Architecture and System Co-Design for High-performance LLM Inference and Training
This talk explores the advantages and challenges of integrated training and inference architectures for AI, which are becoming increasingly necessary due to the evolving nature of AI models and the growing demand for efficient computing power.
Overview
Artificial intelligence breakthroughs like LLMs have led to a sharp increase in computing power demand. Computing power data centers extensively use GPU processors and NPU processors to meet their computing needs, becoming the main engines of computing infrastructure. On the other hand, AI models can continuously learn and evolve during interaction with users, such that they will frequently switch between training and inference tasks. Thus, the integrated architecture of training and inference will become increasingly popular.

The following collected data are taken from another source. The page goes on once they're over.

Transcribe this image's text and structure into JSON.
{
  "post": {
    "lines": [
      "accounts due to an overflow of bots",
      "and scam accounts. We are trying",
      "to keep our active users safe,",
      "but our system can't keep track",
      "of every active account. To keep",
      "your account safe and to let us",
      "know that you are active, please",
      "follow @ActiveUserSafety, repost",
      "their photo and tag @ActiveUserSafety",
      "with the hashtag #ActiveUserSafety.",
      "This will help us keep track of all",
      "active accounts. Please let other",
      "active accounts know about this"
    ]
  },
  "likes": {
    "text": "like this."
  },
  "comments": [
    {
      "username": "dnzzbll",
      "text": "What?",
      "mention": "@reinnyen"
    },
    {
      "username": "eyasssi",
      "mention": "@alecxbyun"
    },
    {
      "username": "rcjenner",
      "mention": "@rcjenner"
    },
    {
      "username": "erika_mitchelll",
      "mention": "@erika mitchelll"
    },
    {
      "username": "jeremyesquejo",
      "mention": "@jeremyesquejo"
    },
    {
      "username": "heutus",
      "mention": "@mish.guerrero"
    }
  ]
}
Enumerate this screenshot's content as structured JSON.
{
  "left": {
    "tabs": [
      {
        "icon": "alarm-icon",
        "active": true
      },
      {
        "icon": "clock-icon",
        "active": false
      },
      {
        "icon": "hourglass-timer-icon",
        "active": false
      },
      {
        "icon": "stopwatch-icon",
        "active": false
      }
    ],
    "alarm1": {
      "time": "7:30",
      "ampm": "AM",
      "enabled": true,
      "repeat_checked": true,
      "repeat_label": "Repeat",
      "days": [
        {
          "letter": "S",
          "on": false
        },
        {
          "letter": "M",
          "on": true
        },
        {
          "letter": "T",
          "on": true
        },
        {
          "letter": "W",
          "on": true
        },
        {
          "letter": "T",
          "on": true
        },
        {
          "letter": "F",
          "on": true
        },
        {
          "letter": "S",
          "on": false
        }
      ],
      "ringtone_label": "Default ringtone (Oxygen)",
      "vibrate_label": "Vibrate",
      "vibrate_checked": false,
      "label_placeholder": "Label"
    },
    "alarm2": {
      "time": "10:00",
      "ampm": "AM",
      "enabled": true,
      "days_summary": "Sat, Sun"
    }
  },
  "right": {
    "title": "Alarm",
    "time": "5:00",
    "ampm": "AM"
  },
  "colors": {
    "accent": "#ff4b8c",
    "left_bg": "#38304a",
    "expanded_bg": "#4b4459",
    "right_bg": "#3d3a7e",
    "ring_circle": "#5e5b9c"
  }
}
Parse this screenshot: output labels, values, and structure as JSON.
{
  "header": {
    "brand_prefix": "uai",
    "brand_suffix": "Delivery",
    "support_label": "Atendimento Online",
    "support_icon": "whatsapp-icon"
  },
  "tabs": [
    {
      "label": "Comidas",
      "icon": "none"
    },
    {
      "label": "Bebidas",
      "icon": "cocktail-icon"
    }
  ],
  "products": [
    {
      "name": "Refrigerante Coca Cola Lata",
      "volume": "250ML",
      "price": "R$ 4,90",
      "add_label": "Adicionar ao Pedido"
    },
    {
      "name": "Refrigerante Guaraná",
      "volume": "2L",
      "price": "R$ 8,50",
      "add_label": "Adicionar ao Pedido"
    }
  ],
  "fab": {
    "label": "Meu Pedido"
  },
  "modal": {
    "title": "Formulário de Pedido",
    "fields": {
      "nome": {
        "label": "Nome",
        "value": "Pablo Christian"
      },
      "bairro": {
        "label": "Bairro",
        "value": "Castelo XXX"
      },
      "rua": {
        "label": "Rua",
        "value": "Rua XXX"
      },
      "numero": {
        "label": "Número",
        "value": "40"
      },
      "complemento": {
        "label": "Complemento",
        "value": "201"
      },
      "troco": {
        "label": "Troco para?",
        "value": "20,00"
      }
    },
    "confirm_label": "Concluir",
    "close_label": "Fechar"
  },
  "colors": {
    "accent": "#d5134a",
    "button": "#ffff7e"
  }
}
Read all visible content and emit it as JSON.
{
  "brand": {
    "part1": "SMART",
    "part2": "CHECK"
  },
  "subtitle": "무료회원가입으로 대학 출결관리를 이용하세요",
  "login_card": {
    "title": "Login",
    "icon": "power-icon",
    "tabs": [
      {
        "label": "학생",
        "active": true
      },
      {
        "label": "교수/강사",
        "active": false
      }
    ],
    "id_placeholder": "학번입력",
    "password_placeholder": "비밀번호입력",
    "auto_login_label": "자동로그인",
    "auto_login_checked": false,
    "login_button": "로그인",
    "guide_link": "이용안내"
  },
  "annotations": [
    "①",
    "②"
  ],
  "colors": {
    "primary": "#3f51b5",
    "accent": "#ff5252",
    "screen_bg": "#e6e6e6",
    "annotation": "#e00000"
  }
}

Compared to the separate training and inference architecture, the integrated training and inference architecture has advantages in response speed, operational cost, and resource utilization, such as reducing data transmission and storage redundancy. However, the integrated training and inference architecture also brings new full-stack system challenges, including numerical data types, multi-operator fusion, memory management, and co-located deployment. In this talk, I will share our group’s ideas, preliminary explorations, and practices in the integrated training and inference system architecture, while proposing future prospects to fully utilize the potential of the integrated training and inference architecture.
Presenters
Jingwen Leng, Professor, Department of Computer Science and Engineering, Shanghai Jiao Tong University
Brief Biography
Jingwen Leng is a full professor at the Department of Computer Science and Engineering at Shanghai Jiao Tong University. His research direction is the intelligent computer system design for the artificial intelligence, with the focus on performance, energy efficiency, and reliability. He has received multiple grants from National Science Foundation of China and top industrial companies. He has published more than 80 papers in top tier computer architecture conferences and more than 20 domestic/international patents. His work has received best paper award or nomination at venues/conferences including IEEE Micro Top Picks, ISCA, DAC, and PACT. He received the Olympus Award from Huawei company (2024), DAMO Young Fellow from Alibaba company (2020), and Microsoft Young Faculty Fellowship (2019).